Unlike Anselmo’s immune system, Stiefel’s held up to the regimen. But if her glioblastoma proves true to form, it will eventually evade the chemo that Stiefel’s doctors say she’ll have to take for the rest of her life. But if there are any signs that her cancer is growing again or that it has spread, Gray will try to find out which mutations Stiefel’s tumor has. If it contains the BRAF mutation, Gray plans to prescribe the drug even though it’s still not approved for glioblastoma. “I will do what I think is best for my patient,” she says.
That’s possible because doctors have a lot of leeway in the way they prescribe drugs. Any drug approved by the FDA can be prescribed for any purpose, as long as the doctor has reason to. Covering the cost of the drug is another matter. Insurers use FDA approval as a criterion for deciding which drugs to reimburse. So when it comes to off-label prescribing, there’s no guarantee that insurance will cover the cost, which in the case of vemurafenib is exorbitant–up to $65,000 for the recommended six-month treatment period. If Gray and Stiefel move forward with that plan, it becomes a matter of “a lot of begging of the insurance company,” Gray says, to pay for the drug.
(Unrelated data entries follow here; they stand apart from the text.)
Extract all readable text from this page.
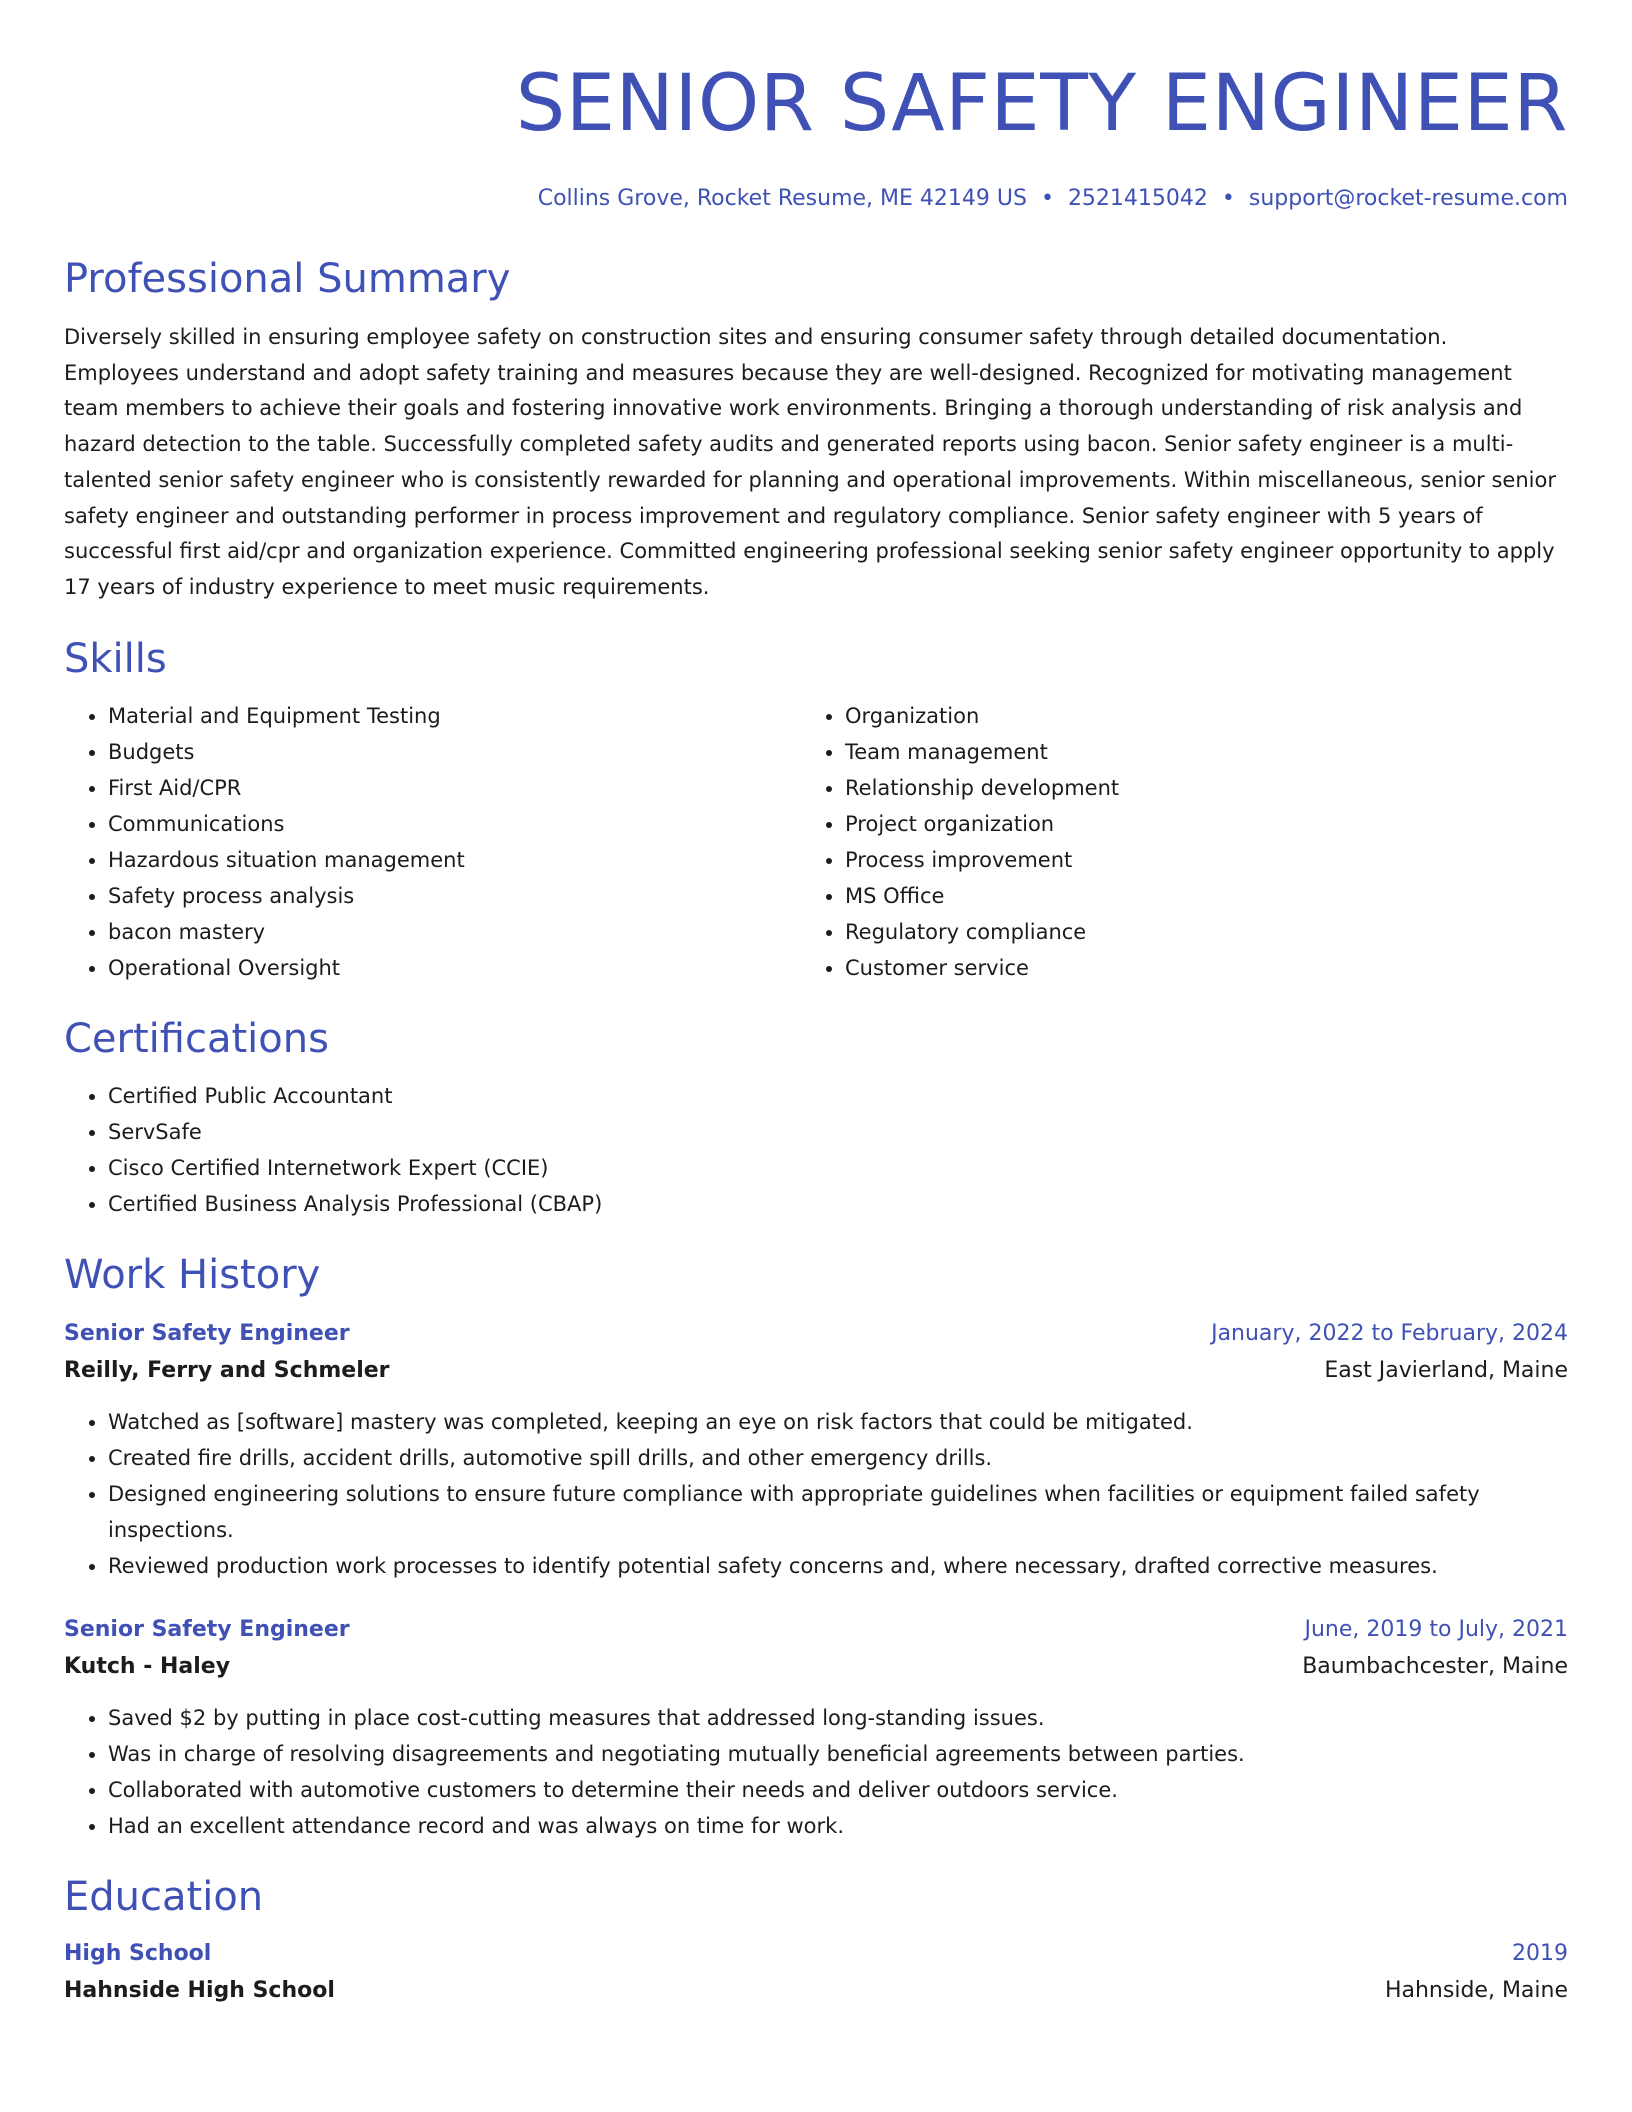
SENIOR SAFETY ENGINEER
Collins Grove, Rocket Resume, ME 42149 US • 2521415042 • support@rocket-resume.com
Professional Summary

Diversely skilled in ensuring employee safety on construction sites and ensuring consumer safety through detailed documentation. Employees understand and adopt safety training and measures because they are well-designed. Recognized for motivating management team members to achieve their goals and fostering innovative work environments. Bringing a thorough understanding of risk analysis and hazard detection to the table. Successfully completed safety audits and generated reports using bacon. Senior safety engineer is a multi-talented senior safety engineer who is consistently rewarded for planning and operational improvements. Within miscellaneous, senior senior safety engineer and outstanding performer in process improvement and regulatory compliance. Senior safety engineer with 5 years of successful first aid/cpr and organization experience. Committed engineering professional seeking senior safety engineer opportunity to apply 17 years of industry experience to meet music requirements.

Skills
• Material and Equipment Testing
• Budgets
• First Aid/CPR
• Communications
• Hazardous situation management
• Safety process analysis
• bacon mastery
• Operational Oversight
• Organization
• Team management
• Relationship development
• Project organization
• Process improvement
• MS Office
• Regulatory compliance
• Customer service
Certifications
• Certified Public Accountant
• ServSafe
• Cisco Certified Internetwork Expert (CCIE)
• Certified Business Analysis Professional (CBAP)
Work History
Senior Safety Engineer	January, 2022 to February, 2024
Reilly, Ferry and Schmeler	East Javierland, Maine
• Watched as [software] mastery was completed, keeping an eye on risk factors that could be mitigated.
• Created fire drills, accident drills, automotive spill drills, and other emergency drills.
• Designed engineering solutions to ensure future compliance with appropriate guidelines when facilities or equipment failed safety inspections.
• Reviewed production work processes to identify potential safety concerns and, where necessary, drafted corrective measures.
Senior Safety Engineer	June, 2019 to July, 2021
Kutch - Haley	Baumbachcester, Maine
• Saved $2 by putting in place cost-cutting measures that addressed long-standing issues.
• Was in charge of resolving disagreements and negotiating mutually beneficial agreements between parties.
• Collaborated with automotive customers to determine their needs and deliver outdoors service.
• Had an excellent attendance record and was always on time for work.
Education
High School	2019
Hahnside High School	Hahnside, Maine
Her efforts, as well as Hyman’s and those of thousands of other cancer doctors across the country, share the same goal: to give their patients more than what they have today–to offer them tailored and scientifically tested therapies that have a strong chance of conquering their disease.
There’s a reason we fear tumors that arise seemingly out of nowhere and there’s a reason we catch our breath when we hear the diagnosis. By its nature, cancer is unpredictable and untamable. But calming the rampant growth one patient and one mutation at a time may provide the best chance yet of finally getting cancer under control.
That’s what Stiefel is counting on. “People have told me miracles happen, that they know someone who had this and lived for an extra 15 years,” she says. “I just have to stay positive. That’s your only salvation.”